Allora chiamò a sé un bambino, lo pose in mezzo a loro e disse:
«In verità io vi dico: se non vi convertirete e non diventerete come i bambini, non entrerete nel regno dei cieli. Perciò chiunque si farà piccolo come questo bambino, costui è il più grande nel regno dei cieli. E chi accoglierà un solo bambino come questo nel mio nome, accoglie me.
Guardate di non disprezzare uno solo di questi piccoli, perché io vi dico che i loro angeli nei cieli vedono sempre la faccia del Padre mio che è nei cieli.
Che cosa vi pare? Se un uomo ha cento pecore e una di loro si smarrisce, non lascerà le novantanove sui monti e andrà a cercare quella che si è smarrita? In verità io vi dico: se riesce a trovarla, si rallegrerà per quella più che per le novantanove che non si erano smarrite. Così è volontà del Padre vostro che è nei cieli, che neanche uno di questi piccoli si perda».
Commento
Essere piccolo, bambino debole e fragile è dare la possibilità al Padre di venirmi incontro lì dove sono, nella povertà in cui mi trovo, nella solitudine che sento.

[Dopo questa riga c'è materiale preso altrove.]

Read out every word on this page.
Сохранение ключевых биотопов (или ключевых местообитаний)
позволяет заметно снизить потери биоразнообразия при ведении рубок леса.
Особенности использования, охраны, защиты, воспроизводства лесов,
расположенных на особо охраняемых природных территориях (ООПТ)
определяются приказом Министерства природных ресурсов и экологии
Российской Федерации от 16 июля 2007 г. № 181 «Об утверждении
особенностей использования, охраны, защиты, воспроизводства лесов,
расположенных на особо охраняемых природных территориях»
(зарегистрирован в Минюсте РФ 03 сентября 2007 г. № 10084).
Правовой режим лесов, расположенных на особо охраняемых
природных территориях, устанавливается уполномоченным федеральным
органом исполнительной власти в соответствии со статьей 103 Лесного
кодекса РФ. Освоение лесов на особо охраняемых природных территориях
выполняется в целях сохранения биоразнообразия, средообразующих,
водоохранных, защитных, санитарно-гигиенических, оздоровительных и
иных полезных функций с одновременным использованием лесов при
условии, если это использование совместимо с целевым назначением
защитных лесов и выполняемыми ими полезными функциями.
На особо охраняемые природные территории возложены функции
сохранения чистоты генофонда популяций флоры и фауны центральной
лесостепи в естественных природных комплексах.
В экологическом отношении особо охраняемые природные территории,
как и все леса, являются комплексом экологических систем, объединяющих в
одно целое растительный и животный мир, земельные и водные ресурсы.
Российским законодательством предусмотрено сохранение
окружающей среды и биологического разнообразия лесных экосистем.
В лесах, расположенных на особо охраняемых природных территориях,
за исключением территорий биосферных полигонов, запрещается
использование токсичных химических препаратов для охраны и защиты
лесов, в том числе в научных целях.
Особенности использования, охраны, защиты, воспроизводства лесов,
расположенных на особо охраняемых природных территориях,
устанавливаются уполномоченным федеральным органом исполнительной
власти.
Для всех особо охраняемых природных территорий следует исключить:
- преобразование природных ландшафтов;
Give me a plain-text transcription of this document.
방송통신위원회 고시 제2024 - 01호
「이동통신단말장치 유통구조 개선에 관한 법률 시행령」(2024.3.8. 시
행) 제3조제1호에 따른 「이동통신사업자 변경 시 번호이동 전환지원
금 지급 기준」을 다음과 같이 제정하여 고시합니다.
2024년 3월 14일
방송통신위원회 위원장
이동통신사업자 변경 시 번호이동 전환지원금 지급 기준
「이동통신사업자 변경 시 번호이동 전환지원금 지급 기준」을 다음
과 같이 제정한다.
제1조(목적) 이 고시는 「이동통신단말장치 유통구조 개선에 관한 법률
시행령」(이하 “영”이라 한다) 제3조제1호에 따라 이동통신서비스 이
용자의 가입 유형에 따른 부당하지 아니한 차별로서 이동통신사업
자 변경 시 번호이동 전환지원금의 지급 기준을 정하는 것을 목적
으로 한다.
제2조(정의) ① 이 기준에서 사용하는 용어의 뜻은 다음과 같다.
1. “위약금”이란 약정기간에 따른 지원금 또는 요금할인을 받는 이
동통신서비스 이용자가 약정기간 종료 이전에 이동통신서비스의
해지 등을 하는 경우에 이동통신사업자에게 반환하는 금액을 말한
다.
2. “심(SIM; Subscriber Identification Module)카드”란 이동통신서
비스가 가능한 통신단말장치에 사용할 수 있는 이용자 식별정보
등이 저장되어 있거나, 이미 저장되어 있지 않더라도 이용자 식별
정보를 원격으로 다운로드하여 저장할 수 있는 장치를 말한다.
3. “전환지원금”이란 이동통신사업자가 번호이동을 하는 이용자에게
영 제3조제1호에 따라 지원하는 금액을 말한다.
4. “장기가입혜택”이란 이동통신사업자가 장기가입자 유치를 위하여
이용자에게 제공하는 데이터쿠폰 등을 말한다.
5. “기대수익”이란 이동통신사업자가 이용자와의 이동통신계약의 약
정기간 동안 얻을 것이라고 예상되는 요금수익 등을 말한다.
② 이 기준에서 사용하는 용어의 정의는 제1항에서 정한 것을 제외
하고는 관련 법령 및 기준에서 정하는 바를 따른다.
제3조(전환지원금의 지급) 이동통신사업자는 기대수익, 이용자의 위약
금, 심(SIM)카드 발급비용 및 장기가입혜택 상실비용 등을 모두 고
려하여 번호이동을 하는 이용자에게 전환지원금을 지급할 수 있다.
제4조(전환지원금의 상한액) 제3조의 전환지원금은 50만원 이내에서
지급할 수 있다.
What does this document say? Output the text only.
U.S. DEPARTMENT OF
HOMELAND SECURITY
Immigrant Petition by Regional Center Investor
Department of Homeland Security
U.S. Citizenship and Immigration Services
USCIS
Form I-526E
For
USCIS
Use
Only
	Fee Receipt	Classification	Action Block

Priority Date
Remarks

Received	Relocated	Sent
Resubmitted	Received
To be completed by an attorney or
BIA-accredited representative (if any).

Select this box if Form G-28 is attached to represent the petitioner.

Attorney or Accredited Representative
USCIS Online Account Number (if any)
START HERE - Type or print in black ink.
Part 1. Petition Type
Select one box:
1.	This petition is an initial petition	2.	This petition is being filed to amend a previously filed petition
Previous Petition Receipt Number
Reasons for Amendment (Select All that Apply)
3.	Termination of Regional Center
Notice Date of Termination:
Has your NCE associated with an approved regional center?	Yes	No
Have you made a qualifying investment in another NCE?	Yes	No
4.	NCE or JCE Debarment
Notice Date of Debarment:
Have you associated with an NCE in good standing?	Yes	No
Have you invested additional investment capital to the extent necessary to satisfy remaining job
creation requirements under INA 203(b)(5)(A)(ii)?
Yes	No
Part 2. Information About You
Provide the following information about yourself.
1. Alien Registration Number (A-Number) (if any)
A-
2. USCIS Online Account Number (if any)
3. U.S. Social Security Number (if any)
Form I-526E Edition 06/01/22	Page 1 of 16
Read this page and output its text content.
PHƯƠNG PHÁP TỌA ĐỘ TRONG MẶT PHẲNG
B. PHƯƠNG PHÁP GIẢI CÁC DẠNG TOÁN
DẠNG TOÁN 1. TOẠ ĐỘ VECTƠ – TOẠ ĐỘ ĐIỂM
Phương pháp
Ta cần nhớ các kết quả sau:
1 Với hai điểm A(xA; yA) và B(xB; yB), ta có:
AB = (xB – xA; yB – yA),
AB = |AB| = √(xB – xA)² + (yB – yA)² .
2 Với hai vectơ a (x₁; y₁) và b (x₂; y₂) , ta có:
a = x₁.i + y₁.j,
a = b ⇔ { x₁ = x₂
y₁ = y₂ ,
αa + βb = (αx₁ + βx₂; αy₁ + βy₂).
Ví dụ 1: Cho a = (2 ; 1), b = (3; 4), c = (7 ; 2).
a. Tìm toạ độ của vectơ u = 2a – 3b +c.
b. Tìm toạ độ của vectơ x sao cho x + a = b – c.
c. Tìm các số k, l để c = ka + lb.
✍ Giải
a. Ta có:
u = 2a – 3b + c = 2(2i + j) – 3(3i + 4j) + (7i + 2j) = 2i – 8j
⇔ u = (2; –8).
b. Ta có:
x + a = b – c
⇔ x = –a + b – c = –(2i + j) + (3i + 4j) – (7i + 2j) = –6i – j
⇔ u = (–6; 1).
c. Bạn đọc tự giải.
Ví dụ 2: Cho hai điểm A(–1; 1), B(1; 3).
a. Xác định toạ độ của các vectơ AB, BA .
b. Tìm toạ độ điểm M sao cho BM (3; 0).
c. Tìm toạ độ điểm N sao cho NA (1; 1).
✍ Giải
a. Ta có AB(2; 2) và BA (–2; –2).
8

Piccolezza e povertà mettono in movimento il Padre: fanno risuonare le corde del suo cuore. Da questo amore è sgorgato e sgorga come dono il suo Figlio che, fatto carne, presenza viva, scende nelle strade del mondo per salvare chi si è perduto, per salvare chi, come i bambini, non può vivere da solo.
La solitudine della quotidianità trova la sua pienezza nel perdersi nella sua presenza, nel suo amore misericordioso, nel lasciarsi amare, nell’ascoltare la sua voce per camminare nella sua via.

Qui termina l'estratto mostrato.